I pondered what made a good leader. Power alone cannot define greatness. A great leader needed to value their people, seeing them not only as tools or threats but rather as individual human beings.
Perhaps, I wonder, leadership isn’t only about strength and power but rather a balance between listening and power, the quiet strength to share power when it would be much easier to hoard it. In the end, it wasn’t the system that determined freedom, rather it was the spirit of the people behind it and their willingness to care and share power rather than hoarding it.

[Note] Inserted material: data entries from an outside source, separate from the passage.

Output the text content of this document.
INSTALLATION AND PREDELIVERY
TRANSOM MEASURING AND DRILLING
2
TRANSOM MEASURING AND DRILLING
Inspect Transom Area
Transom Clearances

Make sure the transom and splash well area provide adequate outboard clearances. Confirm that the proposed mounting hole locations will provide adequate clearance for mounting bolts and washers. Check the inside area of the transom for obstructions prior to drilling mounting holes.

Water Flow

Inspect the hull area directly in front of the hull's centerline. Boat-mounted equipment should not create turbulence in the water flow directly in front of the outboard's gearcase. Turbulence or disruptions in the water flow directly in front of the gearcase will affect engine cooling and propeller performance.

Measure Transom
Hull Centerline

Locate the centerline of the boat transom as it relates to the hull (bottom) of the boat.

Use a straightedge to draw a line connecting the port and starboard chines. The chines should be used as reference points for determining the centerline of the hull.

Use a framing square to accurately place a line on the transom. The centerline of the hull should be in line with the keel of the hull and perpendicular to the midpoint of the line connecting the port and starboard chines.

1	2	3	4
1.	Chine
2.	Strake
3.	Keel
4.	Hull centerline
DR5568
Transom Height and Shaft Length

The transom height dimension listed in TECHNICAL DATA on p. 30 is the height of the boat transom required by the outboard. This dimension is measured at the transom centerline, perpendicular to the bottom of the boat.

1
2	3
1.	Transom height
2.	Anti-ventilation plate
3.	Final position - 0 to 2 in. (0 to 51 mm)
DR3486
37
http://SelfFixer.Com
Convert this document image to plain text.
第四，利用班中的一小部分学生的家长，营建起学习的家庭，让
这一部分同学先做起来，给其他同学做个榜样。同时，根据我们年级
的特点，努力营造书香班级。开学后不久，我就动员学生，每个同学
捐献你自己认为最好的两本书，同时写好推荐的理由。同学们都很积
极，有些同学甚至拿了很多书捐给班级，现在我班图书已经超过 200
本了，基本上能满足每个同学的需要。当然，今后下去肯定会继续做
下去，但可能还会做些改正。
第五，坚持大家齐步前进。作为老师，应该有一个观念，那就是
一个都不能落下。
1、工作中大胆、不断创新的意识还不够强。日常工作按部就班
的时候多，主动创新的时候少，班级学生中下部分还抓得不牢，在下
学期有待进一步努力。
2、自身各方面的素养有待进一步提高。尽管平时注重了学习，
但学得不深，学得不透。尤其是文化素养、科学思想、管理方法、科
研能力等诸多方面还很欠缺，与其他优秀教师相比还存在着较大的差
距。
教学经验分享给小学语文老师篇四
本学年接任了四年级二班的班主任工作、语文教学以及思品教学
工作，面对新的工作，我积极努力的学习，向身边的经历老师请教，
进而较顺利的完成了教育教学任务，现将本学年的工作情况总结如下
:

The broadcast ends with a sharp, and distinct chime. The screen flickered and went dark. For an eternal moment no one moved, silence heavier than the speech itself plagued the city. Shaky breath and a quick flicker led my mother to bury herself in already completed work. I remained frozen, my mind continued to hum dangerous thoughts. Slowly and deliberately I crossed the room. My fingers trembled as they reached for the shelf moving the broken frames, I reached for the singular book. I pulled it aside, from the front it was illegible. With a glance towards the door, expecting it to swing open with enforcers, I opened the book to the first page. The scent of musty paper invaded my nose sharply interrogating it. The text however could not be read and the language had since changed. The symbols made no sense, but I had no need to understand them. The act of opening the book itself was a rebellion. Each word remained a planted seed, of something buried begging to be remembered. What would it truly mean to live, not under the shadow of obedience but rather in the light of our own choosing? Maybe freedom doesn’t begin with a battle, rather with a single question.